Let's consider a $2\times 2$ rotation matrix $R_\theta \in SO(2,\mathbb{R})$, and the following matrix obtained by repeatedly applying $n-1$ times the Kronecker product of $R_\theta$ with itself: $$Q_\theta = R_\theta{\,}^{\otimes n} = \underbrace{R_\theta\otimes\ldots \otimes R_\theta}_{R_\theta\,\mathrm{appears}\, n \, \mathrm{times}}$$
From the mixed-product property of the Kronecker product, it is straightforward to verify that the matrix $Q_\theta$ is orthogonal, i.e. $Q_\theta Q_\theta^T=I$ (where $I$ is the $2n\times2n$ identity matrix). In fact, it is equally straightforward to verify that: $$\mathcal{Q}=\{Q_\theta : \theta \in [0,2\pi) \} \subset SO(2n,\mathbb{R})$$
In other words, the set of matrices $Q_\theta$ equipped with the ordinary matrix product, form a subgroup of $SO(2n,\mathbb{R})$.
Does anyone have suggestions on how I could proceed to determine the eigenspace of $Q_\theta$?
My attempts have been so far limited to studying the case $n=2$: $$Q_\theta = (I \cos\theta + E\sin\theta) \otimes (I \cos\theta + E\sin\theta) \in SO(4,\mathbb{R})$$ where $I=\begin{bmatrix}
1 & 0\\
0& 1
\end{bmatrix}$ and $E=\begin{bmatrix}
0 & -1\\
1 & 0
\end{bmatrix}$.
Expaning the product in the above formula yields: $$(I\otimes I)\cos^2\theta + (E\otimes E) \sin^2\theta +(I\otimes E + E\otimes I)\sin\theta\cos\theta$$ which can be re-expressed (using the double-angle formulas) as: $$(I\otimes I)\cos(2\theta) +\frac{1}{2}(I\otimes E + E\otimes I)\sin(2\theta) + (I\otimes I + E\otimes E)\sin^2\theta$$ which I didn't find particularly insightful, as I can't easily recognize the eigenspace of rotations in that formula.
Best Answer
This is just about the $n=2$ case.
If $e_1,e_2$ is the standard basis of $V=\mathbb{R}^2$, then the matrix of $R_\theta\otimes R_\theta$ on $V\otimes V$ with respect to the ordered basis $e_1\otimes e_1,e_1\otimes e_2,e_2\otimes e_1,e_2\otimes e_2$ is readily computed (see the answer by @Jean Marie) as $$R_\theta\otimes R_\theta=\begin{pmatrix} c^2& -cs& -cs& s^2\\ cs & c^2& -s^2& -cs\\ cs & -s^2& c^2& -cs\\ s^2 & cs & cs& c^2\end{pmatrix}$$ where $c:=\cos\theta$, $s:=\sin\theta$.

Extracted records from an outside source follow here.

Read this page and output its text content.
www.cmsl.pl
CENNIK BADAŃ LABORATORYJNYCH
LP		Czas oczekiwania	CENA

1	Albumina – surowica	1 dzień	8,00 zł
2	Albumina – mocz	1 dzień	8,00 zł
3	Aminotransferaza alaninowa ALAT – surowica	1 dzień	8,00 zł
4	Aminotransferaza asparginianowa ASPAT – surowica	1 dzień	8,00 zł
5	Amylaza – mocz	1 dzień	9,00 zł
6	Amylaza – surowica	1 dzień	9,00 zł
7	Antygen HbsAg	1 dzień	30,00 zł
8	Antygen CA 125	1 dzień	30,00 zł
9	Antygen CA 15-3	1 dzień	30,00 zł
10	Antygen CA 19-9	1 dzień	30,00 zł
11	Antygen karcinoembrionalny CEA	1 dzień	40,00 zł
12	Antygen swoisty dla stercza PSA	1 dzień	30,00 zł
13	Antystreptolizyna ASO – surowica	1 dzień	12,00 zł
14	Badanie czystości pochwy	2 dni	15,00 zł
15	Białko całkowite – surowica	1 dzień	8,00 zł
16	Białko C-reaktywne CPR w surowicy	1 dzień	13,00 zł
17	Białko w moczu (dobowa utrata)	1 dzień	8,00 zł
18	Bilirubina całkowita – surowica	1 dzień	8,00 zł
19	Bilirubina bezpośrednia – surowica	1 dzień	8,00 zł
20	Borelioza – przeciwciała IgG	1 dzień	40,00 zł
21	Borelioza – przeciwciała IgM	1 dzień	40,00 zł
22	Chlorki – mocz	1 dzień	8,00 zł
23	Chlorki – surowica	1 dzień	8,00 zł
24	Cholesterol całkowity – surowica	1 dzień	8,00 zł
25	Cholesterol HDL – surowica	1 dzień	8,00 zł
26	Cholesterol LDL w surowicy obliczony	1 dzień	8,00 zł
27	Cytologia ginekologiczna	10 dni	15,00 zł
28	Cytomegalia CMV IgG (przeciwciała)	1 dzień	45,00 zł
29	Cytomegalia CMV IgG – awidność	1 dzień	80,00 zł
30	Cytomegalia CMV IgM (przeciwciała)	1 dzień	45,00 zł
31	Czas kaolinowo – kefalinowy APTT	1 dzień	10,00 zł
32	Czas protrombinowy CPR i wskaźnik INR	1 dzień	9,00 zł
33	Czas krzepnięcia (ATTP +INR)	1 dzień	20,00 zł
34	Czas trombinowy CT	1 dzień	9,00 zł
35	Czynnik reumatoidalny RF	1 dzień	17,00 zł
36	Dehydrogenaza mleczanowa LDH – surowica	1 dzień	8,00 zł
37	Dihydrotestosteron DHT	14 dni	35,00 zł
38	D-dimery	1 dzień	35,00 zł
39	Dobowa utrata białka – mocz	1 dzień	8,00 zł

The $1$-eigenspace of dimension $2$ has basis $e_1\otimes e_1 +e_2\otimes e_2, e_1\otimes e_2 -e_2\otimes e_1$: to verify this just add/subtract the relevant rows/columns of the matrix.
The $2$ dimensional space ('plane') on which $R_\theta\otimes R_\theta$ acts as rotation by $2\theta$ must be the orthogonal complement of the $1$-eigenspace, that is the space with basis $e_1\otimes e_1 -e_2\otimes e_2, e_1\otimes e_2 +e_2\otimes e_1$. Again this is easily verified by adding/subtracting the relevant rows/columns of the matrix.
Comment 1 In fact the same argument (with the same bases) would let us identify the two 'planes' for $R_\theta\otimes R_\phi$: the one on which it acts as rotation by $\theta+\phi$, and the one on which it acts as rotation by $\theta-\phi$. This in principle gives a recursive way of building up appropriate bases/planes for $(R_\theta)^{(n+1)}=(R_\theta)^{(n)}\otimes R_\theta$.
Comment 2 If one attempts to deal with $R_\theta^{(n)}$ directly it seems to me that the Chebychev polynomials have something to do with it.